Una idea platónica, y no por ello menos verdadera, atraviesa sus poemas: “puede / que merezca vivir allí donde mi obra / refleje, ya sin mancha, / el rostro exacto y puro de lo Hermoso.” Hay un salto continuo, esforzado, hacia siempre otro lado, hacia siempre otra cosa, superior al que se nombra.
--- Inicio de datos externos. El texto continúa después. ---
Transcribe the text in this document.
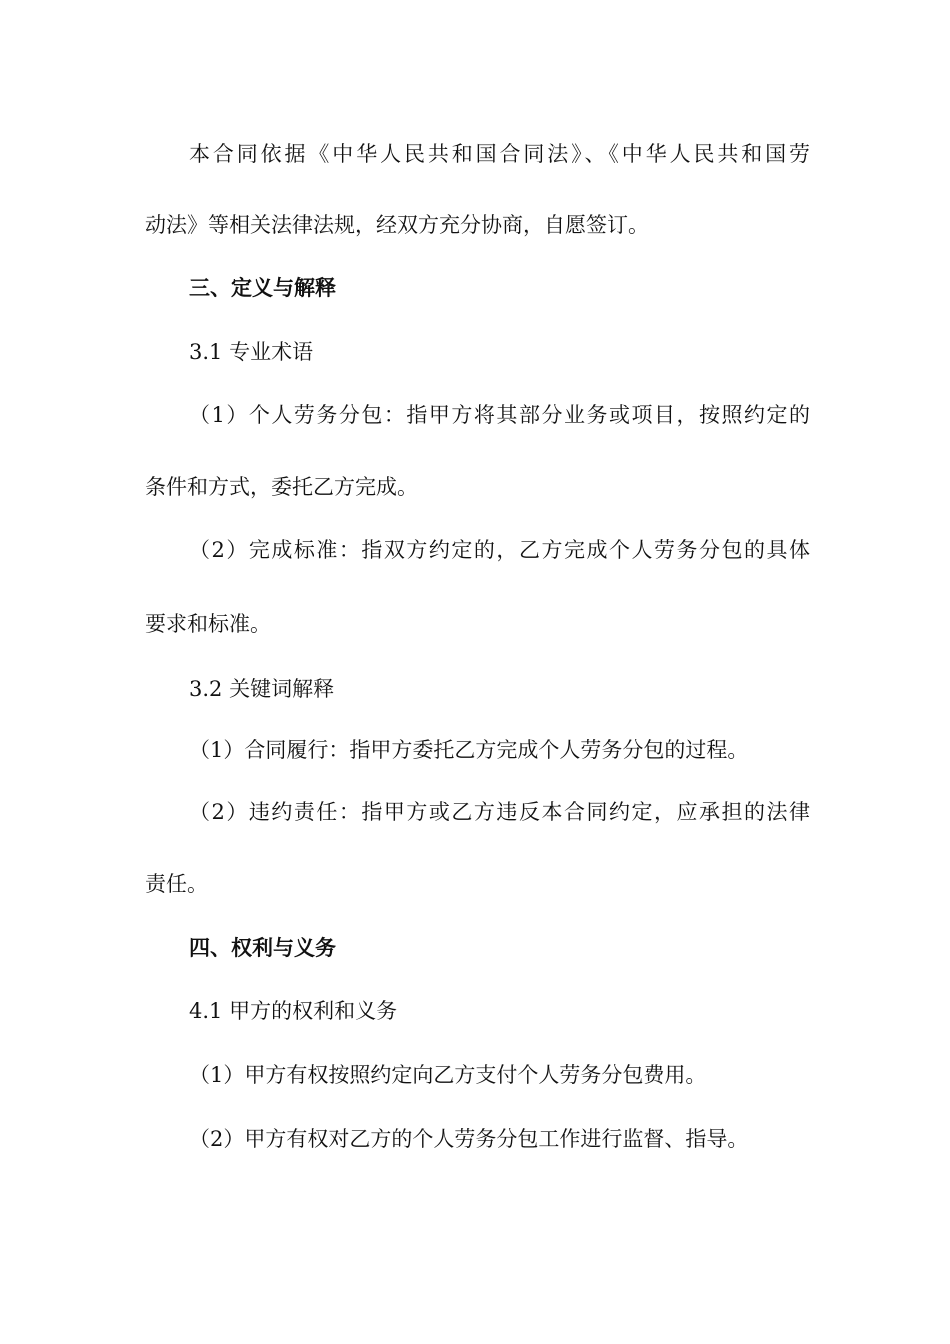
本合同依据《中华人民共和国合同法》、《中华人民共和国劳
动法》等相关法律法规，经双方充分协商，自愿签订。
三、定义与解释
3.1 专业术语
（1）个人劳务分包：指甲方将其部分业务或项目，按照约定的
条件和方式，委托乙方完成。
（2）完成标准：指双方约定的，乙方完成个人劳务分包的具体
要求和标准。
3.2 关键词解释
（1）合同履行：指甲方委托乙方完成个人劳务分包的过程。
（2）违约责任：指甲方或乙方违反本合同约定，应承担的法律
责任。
四、权利与义务
4.1 甲方的权利和义务
（1）甲方有权按照约定向乙方支付个人劳务分包费用。
（2）甲方有权对乙方的个人劳务分包工作进行监督、指导。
Y con incertidumbre: “Y no puedo dejar de preguntarme / a qué nuevo fracaso, a qué recuerdos / derrotados me llevan estas horas / de buscar esa luz detrás de las palabras.” Y con esta desazón toma forma su libro: “son las cosas con las que, poco a poco, / va creciendo mi obra, que entreteje, / con sus hebras de música y palabras, / el recuerdo de todo cuanto amo.”
Pero Joaquín Moreno no es neoplatónico, sino cristiano, y su mundo no es el de los Arquetipos sino el de Dios que escucha y habla y hace. Y conforme su libro avanza, se ve
más claramente el Rostro oculto: “tan sólo el tiempo mostrará los frutos: / por eso desde ahora ya agradezco / la obra de tus manos con las mías.” Y esto hace que la luz que a veces deslumbra al poeta no le deje en las tinieblas del deslumbramiento: “una Luz más serena se abre paso / entre las ruinas.” El Dios encarnado es más terrible -más real- que las voces del oráculo, pero también más amable, porque es Humano. Esto es la cima de sus versos, el quicio de su persecución. Esto es la esperanza. “Por eso sé que, el día en que yo muera, / mi alma tendrá paz en el Oeste.” “Hasta que, puro, / nos sea dado un rostro / digno de contemplar todas las cosas.” La hermosura es paciente, y los versos de Joaquín Moreno tienen la honestidad de no saberse la última palabra sino, balbucientes, las primeras. Vale.